Vor meiner Trennung habe ich ein Leben gelebt, das sich als komplett fremdbestimmt angefühlt hat. Ich sage: es fühlte sich so an: denn auch das sich-von-anderen-bestimmen-lassen entscheide ich ja selbst. Wenn du diese Entscheidung änderst, brauchst du einen langen Atem und den Willen täglich etwas zu lernen. Ich stehe vor lauter Restverpflichtungen, aus einer Zeit, in der ich meine Selbstfürsorge anderen überlassen hatte und dafür mit meiner Freiheit bezahlt habe. Diese Verpflichtungen muss ich dann stückweise abtragen und neu entscheiden, ohne dass alles zusammenbricht. Es ist eine Phase, wo die Nachteile von alten und neuen Entscheidungen sich kombinieren. Damit bezahle ich für die Jahre, in denen ich mich nicht selbst gelebt habe, sondern mich habe gehen lassen.
Ich finde nicht, dass du nach einer Trennung für das Wohlergehen deiner Frau zuständig bist - das ist ihre Verantwortung; sie wird wahrscheinlich auch nicht wollen, dass du dich da irgendwie drum kümmerst.

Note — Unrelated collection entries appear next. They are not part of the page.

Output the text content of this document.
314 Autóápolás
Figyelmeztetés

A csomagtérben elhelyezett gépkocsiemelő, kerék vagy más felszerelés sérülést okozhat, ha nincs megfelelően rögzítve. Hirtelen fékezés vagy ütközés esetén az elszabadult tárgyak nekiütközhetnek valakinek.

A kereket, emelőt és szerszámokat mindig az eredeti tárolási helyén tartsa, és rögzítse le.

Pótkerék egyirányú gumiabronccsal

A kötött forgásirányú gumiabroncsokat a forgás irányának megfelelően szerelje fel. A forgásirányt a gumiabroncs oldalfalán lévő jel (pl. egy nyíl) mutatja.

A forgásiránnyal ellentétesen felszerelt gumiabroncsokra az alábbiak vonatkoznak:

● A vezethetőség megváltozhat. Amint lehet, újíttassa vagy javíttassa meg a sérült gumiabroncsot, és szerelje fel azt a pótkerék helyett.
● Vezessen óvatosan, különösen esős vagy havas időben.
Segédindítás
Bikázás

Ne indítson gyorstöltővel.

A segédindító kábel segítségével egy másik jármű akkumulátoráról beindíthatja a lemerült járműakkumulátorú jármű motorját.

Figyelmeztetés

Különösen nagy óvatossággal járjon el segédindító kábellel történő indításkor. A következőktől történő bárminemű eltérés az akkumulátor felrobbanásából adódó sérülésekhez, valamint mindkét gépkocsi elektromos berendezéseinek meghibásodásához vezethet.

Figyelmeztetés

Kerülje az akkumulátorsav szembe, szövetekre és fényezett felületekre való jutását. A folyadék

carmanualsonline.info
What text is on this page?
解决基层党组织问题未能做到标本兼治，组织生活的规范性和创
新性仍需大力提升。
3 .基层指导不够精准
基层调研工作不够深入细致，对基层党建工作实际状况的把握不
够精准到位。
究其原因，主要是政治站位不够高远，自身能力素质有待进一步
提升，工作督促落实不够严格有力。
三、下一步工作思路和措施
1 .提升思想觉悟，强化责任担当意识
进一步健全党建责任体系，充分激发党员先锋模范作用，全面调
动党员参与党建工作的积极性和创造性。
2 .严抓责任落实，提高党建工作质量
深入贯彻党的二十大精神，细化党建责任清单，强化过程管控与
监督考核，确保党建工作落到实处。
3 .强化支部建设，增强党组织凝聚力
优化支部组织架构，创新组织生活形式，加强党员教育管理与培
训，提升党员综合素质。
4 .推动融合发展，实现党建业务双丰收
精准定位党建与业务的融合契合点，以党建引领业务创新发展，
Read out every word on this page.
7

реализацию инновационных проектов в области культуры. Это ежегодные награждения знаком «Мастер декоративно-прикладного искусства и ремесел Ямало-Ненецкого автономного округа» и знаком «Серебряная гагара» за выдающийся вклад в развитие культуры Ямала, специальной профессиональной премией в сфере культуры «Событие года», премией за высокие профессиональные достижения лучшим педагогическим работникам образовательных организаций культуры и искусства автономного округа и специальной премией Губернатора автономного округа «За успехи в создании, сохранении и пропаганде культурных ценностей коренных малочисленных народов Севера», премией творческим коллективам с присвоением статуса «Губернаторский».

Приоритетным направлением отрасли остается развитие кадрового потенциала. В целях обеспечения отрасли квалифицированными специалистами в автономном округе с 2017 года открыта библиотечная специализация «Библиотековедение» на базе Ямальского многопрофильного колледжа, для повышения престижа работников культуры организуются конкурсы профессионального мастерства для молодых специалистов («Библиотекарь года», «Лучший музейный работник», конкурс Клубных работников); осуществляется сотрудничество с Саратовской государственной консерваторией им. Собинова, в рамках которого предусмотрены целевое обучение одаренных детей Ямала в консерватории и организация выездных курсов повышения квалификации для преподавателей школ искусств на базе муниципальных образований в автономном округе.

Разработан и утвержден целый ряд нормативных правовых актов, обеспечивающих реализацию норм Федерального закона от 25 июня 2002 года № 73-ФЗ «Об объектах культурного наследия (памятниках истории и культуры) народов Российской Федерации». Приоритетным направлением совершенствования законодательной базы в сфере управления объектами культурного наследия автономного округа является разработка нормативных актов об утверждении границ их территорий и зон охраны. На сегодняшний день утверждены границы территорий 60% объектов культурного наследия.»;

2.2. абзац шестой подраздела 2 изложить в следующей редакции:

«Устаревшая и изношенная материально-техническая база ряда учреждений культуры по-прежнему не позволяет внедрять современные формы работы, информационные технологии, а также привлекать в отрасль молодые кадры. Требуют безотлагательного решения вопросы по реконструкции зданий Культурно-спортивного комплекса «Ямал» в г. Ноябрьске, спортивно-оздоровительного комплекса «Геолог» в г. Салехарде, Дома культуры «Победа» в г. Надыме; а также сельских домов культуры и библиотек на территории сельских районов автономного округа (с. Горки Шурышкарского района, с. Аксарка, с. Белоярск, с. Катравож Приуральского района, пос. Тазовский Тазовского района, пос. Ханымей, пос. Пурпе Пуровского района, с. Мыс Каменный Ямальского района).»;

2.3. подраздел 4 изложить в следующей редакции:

Ich finde nicht dass du dir ausmalen musst, wie es ihr danach geht - das ist ihre Verantwortung; hart gesagt geht es dich nichts an, wie es ihr danach geht - sie wird es dir wahrscheinlich auch nicht sagen. Ich finde nicht, dass du schuldig wirst, wenn du dich entscheidest, für dich zu handeln - auch nicht, WENN sich deine Kinder entscheiden sollten, bei dir bleiben zu wollen. Es ist nicht deine Verantwortung, welches Verhältnis deine Frau zu den Kindern hat.
(Und ich hatte GastB auch nicht so verstanden, dass sie das meinen könnte - werde aber den Eindruck nicht los, dass du das so gelesen haben könntest). Du bist nur dafür verantwortlich, dass du deine Wünsche eigenverantwortlich umsetzt und das selbe deiner Frau und deinen Kindern zugestehst.
Das verpflichtet dich auch zur Fairness den andern gegenüber. Die Kinder haben ein Recht auf den Umgang mit ihrer Mutter und auf deine Unterstützung dabei. Unterstütze deine Kinder in dieser Frage - das schwächt nicht deine Position, sondern stärkt sie.
Du wirst lernen müssen, deine eigene Grenze früh genug zu spüren, und die der anderen zu respektieren. UND DAS ist etwas, was du auch deinen Kindern noch schuldest: Ihnen zeigen können, wie das geht: sich abzugrenzen, ohne zu verletzen. (ohne das bist du tatsächlich nicht beziehungstauglich)
Sie brauchen diese Erfahrung und auch die darin enthaltene Erlaubnis, so etwas tun zu dürfen, im eigenen Umgang mit ihrer Mutter dringend - wenn deine Beobachtung zutrifft, dass sie auch Schwierigkeiten mit ihrer Dominanz haben.
Die Angst vor einem Rosenkrieg kann auch eine verdeckte Hoffnung sein: Im Krieg braucht man auf Grenzen keine Rücksicht zu nehmen - dazu muss man das nicht lernen - sondern nur gut bewaffnet sein. Aber den Krieg verlierst du - und alle andern auch, weil im Krieg IMMER ALLE verlieren.
Deine letzten Sätze wirken auf mich so, dass du eigentlich alles zusammenhast, um entscheiden zu können. Der Widerspruch den du fühlst, ist ein Konstrukt, das dir das Leben das du gerade führst möglich macht; eine Methode das Unerträgliche zu tragen - und du ahnst dass das nicht mehr trägt. Nimm das Gefühl des Widerspruchs als Indikator: Ich bin auf alten Pfaden unterwegs.